ある企業が、AWS Lambda を使ったイベント処理システムで、Amazon EventBridge からトリガーされた Lambda 関数が外部 API の一時的なエラーで失敗することがある。失敗したイベントを最大 3 時間後まで保持して再処理できるようにしたい。最も適切な設定はどれか。
- A. EventBridge ルールを 3 時間ごとに実行するよう変更する。
- B. Lambda 関数内の try-catch で最大 3 時間のループを実装する。
- C. Amazon SQS を Lambda と EventBridge の間に挟み、SQS のメッセージ保持期間を 3 時間に設定する。

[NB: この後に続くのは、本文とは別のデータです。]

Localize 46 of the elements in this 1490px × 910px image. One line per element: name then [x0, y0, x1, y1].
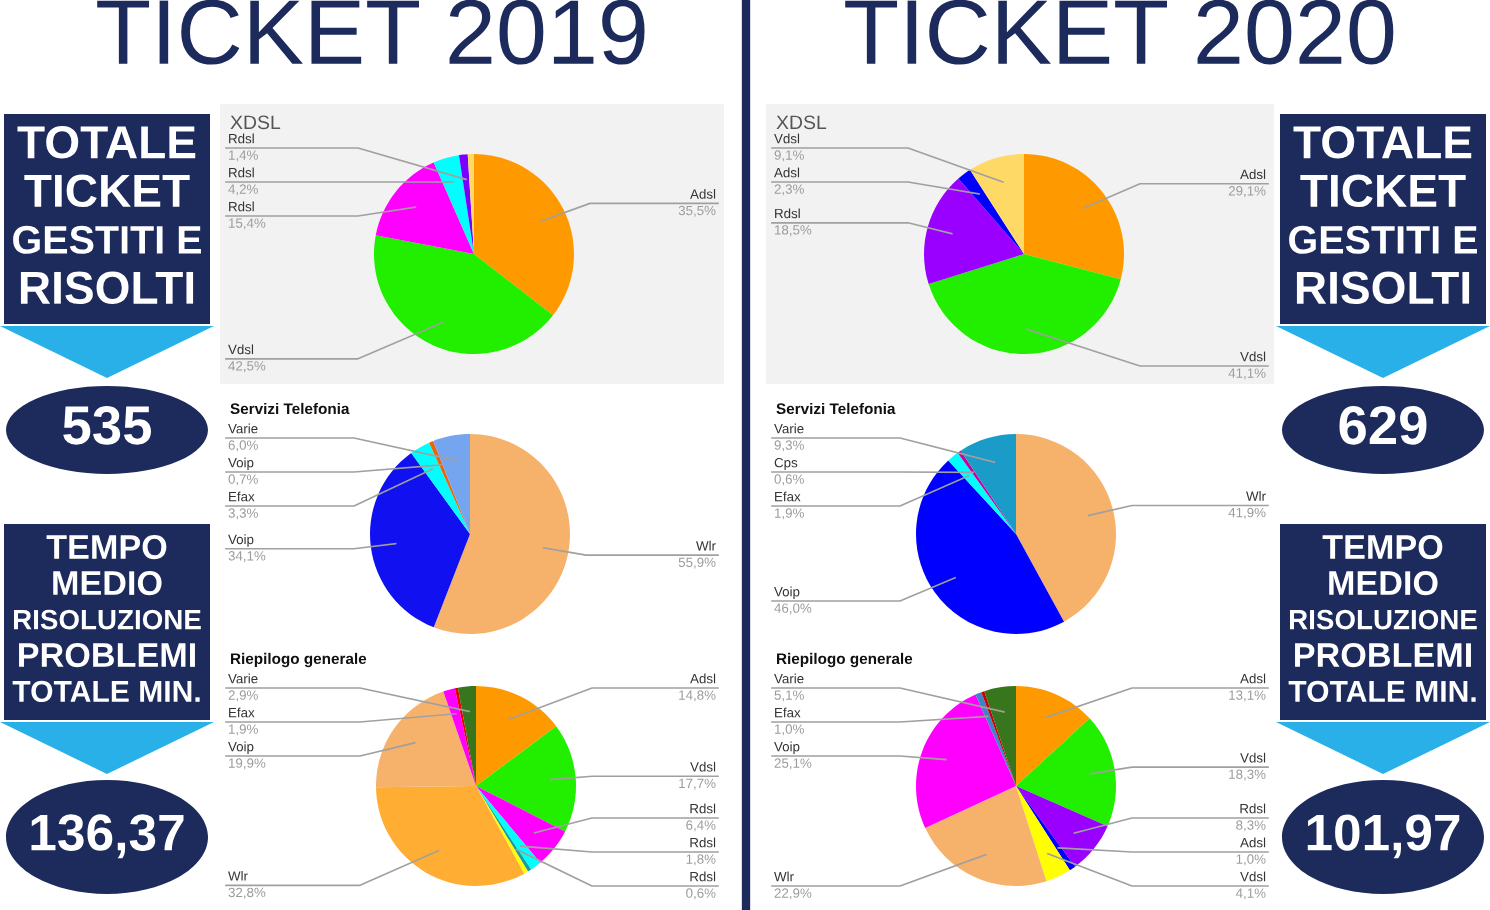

- D. Lambda 関数の非同期呼び出し設定で最大イベント有効期間を 3 時間(10,800 秒)に設定し、最大再試行回数を 2 に設定する。
解答と解説を見る
正解: D
Lambda の非同期呼び出し設定(EventBridge からのトリガーは非同期)では、最大イベント有効期間(Maximum Event Age)を設定できる。このパラメータを 10,800 秒(3 時間)に設定すると、イベントが 3 時間以内であれば Lambda は最大再試行回数に従ってリトライを繰り返す。最大再試行回数(0〜2)を設定することで再試行のタイミングと回数を制御できる。選択肢AのEventBridge ルールの変更は元のイベントを再発火させるものではなく、新しいイベントが 3 時間後に発火するようになるだけ。失敗したイベントの再処理という要件を満たさない。選択肢Bの Lambda 関数内での 3 時間ループは Lambda の最大実行時間(15 分)を超えるため技術的に不可能。選択肢CのSQS の挿入は有効な手段だが、EventBridge → SQS → Lambda の構成変更が必要で、Lambda の非同期設定を変更するより構成変更が大きい。